Bill Ripken came into the clubhouse, from the field, about two hours before last night's game, his face flushed red. "It's snowing out there," he said. "It's not mixed, it's not sleet, it's snowing."

Yes, it was snowing hard, after it rained and then turned to sleet. The Orioles dreaded playing in such a cold climate (40 degrees, with a 16-degree wind-chill factor when the game started, after the snow stopped).

"You'll need a snowplow and stuff out there tonight," said bullpen coach Elrod Hendricks.

Small step for Orosco

Orosco allowed a run in two-thirds of an inning Monday, lowering his ERA to 25.07. However, two scouts and pitching coach Pat Dobson all thought Orosco was throwing a good breaking ball and a good fastball -- "His best stuff of the year," Dobson said.

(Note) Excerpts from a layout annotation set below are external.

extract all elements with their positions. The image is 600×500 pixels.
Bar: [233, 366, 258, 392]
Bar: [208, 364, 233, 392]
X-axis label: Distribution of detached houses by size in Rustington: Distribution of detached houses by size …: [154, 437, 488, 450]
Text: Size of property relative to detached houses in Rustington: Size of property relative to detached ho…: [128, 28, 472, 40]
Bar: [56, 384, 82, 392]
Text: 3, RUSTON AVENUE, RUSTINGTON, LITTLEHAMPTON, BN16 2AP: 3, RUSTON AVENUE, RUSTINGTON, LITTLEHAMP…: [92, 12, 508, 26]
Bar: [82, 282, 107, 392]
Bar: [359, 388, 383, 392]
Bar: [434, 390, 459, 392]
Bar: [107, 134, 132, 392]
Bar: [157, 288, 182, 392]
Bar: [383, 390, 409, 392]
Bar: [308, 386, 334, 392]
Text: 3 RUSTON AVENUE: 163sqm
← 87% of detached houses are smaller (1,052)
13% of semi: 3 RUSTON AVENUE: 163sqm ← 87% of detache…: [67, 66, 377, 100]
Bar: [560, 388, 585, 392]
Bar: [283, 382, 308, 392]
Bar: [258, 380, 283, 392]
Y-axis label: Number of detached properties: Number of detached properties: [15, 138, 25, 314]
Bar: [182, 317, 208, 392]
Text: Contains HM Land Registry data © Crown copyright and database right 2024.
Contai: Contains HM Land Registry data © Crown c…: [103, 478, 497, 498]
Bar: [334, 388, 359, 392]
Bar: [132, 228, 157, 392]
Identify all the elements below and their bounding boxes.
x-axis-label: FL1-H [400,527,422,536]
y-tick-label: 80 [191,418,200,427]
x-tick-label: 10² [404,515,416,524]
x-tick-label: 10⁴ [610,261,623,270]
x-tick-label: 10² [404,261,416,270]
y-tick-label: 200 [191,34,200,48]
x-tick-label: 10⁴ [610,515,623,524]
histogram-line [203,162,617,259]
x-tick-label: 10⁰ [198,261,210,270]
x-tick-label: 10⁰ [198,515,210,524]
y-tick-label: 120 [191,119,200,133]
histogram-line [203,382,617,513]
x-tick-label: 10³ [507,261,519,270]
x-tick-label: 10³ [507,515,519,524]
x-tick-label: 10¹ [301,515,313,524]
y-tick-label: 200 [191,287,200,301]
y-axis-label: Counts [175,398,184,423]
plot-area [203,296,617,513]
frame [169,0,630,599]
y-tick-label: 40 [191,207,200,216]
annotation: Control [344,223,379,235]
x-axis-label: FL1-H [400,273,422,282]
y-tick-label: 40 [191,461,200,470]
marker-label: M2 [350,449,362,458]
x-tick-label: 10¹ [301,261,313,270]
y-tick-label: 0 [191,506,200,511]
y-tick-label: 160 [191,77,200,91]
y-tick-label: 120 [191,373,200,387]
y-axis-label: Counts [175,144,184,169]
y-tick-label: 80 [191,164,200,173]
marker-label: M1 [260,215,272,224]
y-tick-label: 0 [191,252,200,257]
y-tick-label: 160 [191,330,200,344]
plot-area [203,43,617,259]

Orosco said: "I'm just trying to get it all back together. I want them [Dobson and Johnson] to be confident using me and not be afraid to bring me in."

Around the horn

Orioles closer Randy Myers, who pitched one-third of an inning last night, has gone 16 days without a save opportunity. As he waits for more chances, he is throwing hard in workouts, but trying not to throw too hard, in the event he's suddenly needed for three or four consecutive games. "It's kind of a Catch-22," Myers said. . . . An AL scout timed Jeffrey Hammonds running down the first base line on Monday night at 4.12 seconds, a very good time. . . . The Orioles made a minor-league deal with the San Diego Padres, trading Single-A outfielder Keith Eaddy for switch-hitting catcher Melvin Rosario, who was batting .281 with three homers and 10 RBIs for Single-A Rancho Cucamonga. Rosario will report to High Desert of the California League. . . . During the Orioles' losing streak, the team is batting .306 with 34 runs, an average of 5.6 runs per game. . . . The Babe Ruth Museum has asked Brady Anderson to donate the jersey he was wearing as he hit the four consecutive leadoff homers April 18-21.

Running free

Chris Hoiles has thrown out three of 21 base runners attempting to steal, 14 percent, but that's just part of the story. Some other notes about his battle against base runners:

On eight of the 18 successful steal attempts, he hasn't bothered to throw -- most of the time because the runner got such a good jump.

Twice he has thrown the ball into center field for an error.

Opposing base runners are 4-for-4 stealing third, 14-for-17 stealing second.

With Mike Mussina on the mound, runners are 1-for-2 stealing against Hoiles; with David Wells, they are 6-for-6; and with Scott Erickson they are 5-for-5.